The framework does set aside a pot of $325 million to pay for other priorities, among them the reading-skills money and temporary coverage for recipients who lose their eligibility for the Oregon Health Plan for low-income people. An estimated 100,000 people may lose coverage as a result of the end of a federal rule that barred states from removing people from Medicaid during the coronavirus pandemic.

Kotek said this during her meeting with reporters:

“We have $2 billion in reserves. I think it would be strategic not to put more in reserves, but to use some of those dollars to meet immediate goals, particularly around housing and homelessness, behavioral health and early literacy. I’ve been very clear about that and I will continue to advocate for those investments through the rest of this session.

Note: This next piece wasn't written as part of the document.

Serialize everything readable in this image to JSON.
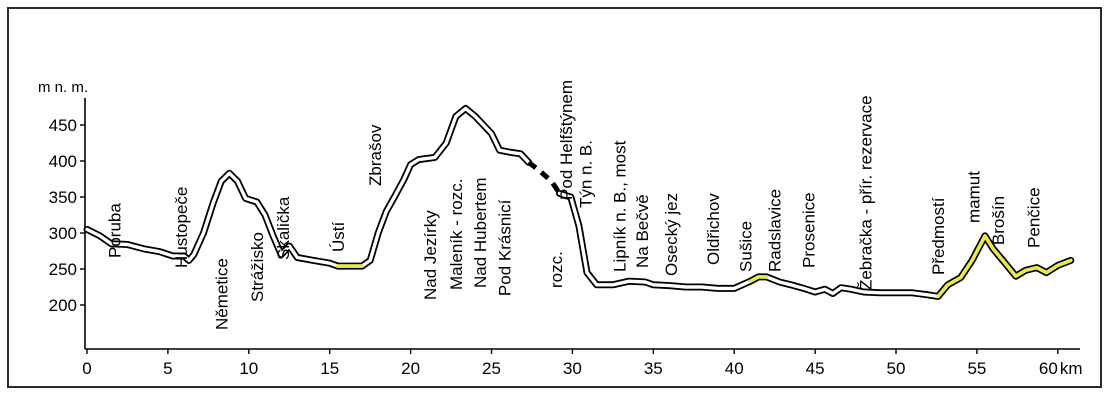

“Why put more money there (in reserves) when we have immediate needs now?”

Simple legislative majorities are required to cancel the transfer of 1% of the budget’s ending balance into a new two-year cycle, as dictated by a 2007 law that created the state’s general reserve known as the rainy-day fund. Tapping either that fund or the education stability fund, which consists of lottery proceeds, requires specific economic triggers and 60% majorities in both chambers. Democrats are one vote short in each chamber of that mark.

Although the state’s latest economic and revenue forecast projects almost $4 billion in excess tax collections known as the “kicker,” Kotek said changes to the kicker are not on the table. Tapping that money requires two-thirds majorities in both chambers, a threshold set by a 2000 ballot measure that wrote the kicker into the Oregon Constitution — and minority Republicans have made it clear they would oppose such a move. (The exact amount, which will be set by the first forecast after the start of the new budget cycle, is rebated in the form of credits against 2023 tax returns due in 2024.)

The next forecast is scheduled May 17, after which lawmakers will make final decisions about state spending.